Tuesday 7 October 2008

News from the Fall meeting of ACRIN at the Pentagon


The Fall meeting of ACRIN was held last week at Pentagon City in DC.



Of note was the report from UCSF-led ACRIN study, on the use of breast MRI in the assessment of neoadjuvant chemotherapy -

"MRI is superior to mammography for evaluating the response to neoadjuvant chemotherapy for breast cancer, according to the early results of a trial from the University of California, San Francisco (UCSF) and nine other academic centers in the U.S. The results were presented at last week's American College of Radiology Imaging Network (ACRIN) fall meeting".
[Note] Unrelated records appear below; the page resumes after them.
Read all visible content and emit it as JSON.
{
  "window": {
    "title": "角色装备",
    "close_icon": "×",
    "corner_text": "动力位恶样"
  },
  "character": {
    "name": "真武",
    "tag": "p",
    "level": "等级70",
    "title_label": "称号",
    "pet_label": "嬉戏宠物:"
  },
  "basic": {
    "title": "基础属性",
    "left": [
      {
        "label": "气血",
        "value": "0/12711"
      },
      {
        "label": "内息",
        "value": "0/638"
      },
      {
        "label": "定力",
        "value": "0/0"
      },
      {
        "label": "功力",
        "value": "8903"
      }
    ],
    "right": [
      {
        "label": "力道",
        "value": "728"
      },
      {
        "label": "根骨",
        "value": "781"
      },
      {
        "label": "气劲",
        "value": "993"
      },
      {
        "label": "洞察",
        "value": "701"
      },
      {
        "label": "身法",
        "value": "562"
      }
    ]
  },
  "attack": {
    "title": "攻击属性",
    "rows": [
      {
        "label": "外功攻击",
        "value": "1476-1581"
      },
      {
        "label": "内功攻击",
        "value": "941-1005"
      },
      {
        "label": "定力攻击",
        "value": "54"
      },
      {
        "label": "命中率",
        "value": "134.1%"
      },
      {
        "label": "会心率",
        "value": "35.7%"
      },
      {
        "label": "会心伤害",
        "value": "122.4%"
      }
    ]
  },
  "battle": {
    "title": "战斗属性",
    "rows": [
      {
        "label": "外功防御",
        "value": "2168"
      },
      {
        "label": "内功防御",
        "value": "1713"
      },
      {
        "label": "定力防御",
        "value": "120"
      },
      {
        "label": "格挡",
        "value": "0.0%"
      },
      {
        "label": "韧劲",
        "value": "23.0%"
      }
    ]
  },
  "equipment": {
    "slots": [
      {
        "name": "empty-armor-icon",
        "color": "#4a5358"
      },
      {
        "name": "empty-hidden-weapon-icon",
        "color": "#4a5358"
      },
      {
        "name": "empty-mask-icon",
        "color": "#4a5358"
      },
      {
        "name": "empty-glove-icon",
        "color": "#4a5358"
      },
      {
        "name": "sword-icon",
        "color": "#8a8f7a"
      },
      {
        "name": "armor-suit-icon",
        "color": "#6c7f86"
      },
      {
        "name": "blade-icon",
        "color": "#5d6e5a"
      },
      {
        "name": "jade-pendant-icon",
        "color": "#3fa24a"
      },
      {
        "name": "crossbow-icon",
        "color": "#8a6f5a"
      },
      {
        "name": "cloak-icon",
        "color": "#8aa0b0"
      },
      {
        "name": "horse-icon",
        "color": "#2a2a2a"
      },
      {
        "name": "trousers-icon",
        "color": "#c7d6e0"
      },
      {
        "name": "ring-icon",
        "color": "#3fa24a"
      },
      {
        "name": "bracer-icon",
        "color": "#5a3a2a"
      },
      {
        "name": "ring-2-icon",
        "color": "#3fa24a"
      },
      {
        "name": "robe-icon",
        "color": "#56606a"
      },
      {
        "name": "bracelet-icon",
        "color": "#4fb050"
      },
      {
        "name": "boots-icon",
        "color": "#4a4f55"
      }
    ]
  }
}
The study was developed under ACRIN's protocol 6657, representing the imaging side of the larger I-SPY (Investigation of Serial Studies to Predict Your Therapeutic Response With Imaging and Molecular Analysis) trial aimed at gauging breast cancer treatment response. Sponsored by the Cancer and Leukemia Group B Foundation (CALGB), the I-SPY trial is "testing imaging and tissue-based biomarkers in combination, predicting neoadjuvant response to standard chemotherapy," explained Nola Hylton, Ph.D., a principal investigator from UCSF who discussed the results.

Participants were scanned four times during chemotherapy, including once pretherapeutically, once after the first cycle of chemotherapy, and a third time between the anthracycline and Taxol agents. A fourth scan prior to surgery was intended to detect residual disease and evaluate the post-treatment sensitivity and specificity of MRI. Mammography scans were acquired to coincide with the first and last MRI scans

MRI measurements included morpholgic measurements of the tumors classified according to BI-RADS criteria for breast MRI, including tumor diameter measurements. "We're also measuring by computer the volume of the tumor and the microvascular parameters of the tumor, PE [percent enhancement] and SER [signal enhancement ratio]," used to distinguish malignant tissue, said Hylton.

he investigational software assesses tumor volume quantitatively based on functional rather than anatomic criteria, she explained. "We are measuring something that is based on how these tumors enhance, and assigning [volume] based on an algorithm calling it part of the tumor or not. So it's really a virtual volume [that defines] areas of the image based on function, in this case how the tumors enhance."

The investigators acquired one T1-weighted precontrast and two T2-weighted postcontrast scans, "and from that we looked at the early ratio of enhancement from the early time point to the late time point," she said. This calculation yields the signal enhancement ratio, which distinguishes tumor from nontumor. Another protocol ensures that the direction of diameter measurements remains constant over the course of multiple imaging exams

At the end of surgery, 43% of the patients were complete responders, 38% were partial responders, and 10% demonstrated stable disease. "There were a larger portion of complete responders among those who also received Taxol," she said. "And there were a total of 82 pathologic complete responders, meaning that there was no invasive disease left at pathology. Sixty percent of patients had a complete solid lesion, and 32% had two identifiable lesions in the breast.

Compliance with the study was surprisingly good, especially considering the complexity of the protocol, requiring both biopsy and multiple imaging exams in addition to treatment, she said. In addition, lesion morphology was very similar to a pilot study. There were 36 single masses; 65 multilobulated masses with well-defined margins; 66 lesions with area enhancement, irregular margins, and nodularity; 30 of the same without nodularity; and 19 patients with septal spread.

Once the analysis has been completed, more precise data will be presented at the 2008 RSNA meeting in Chicago.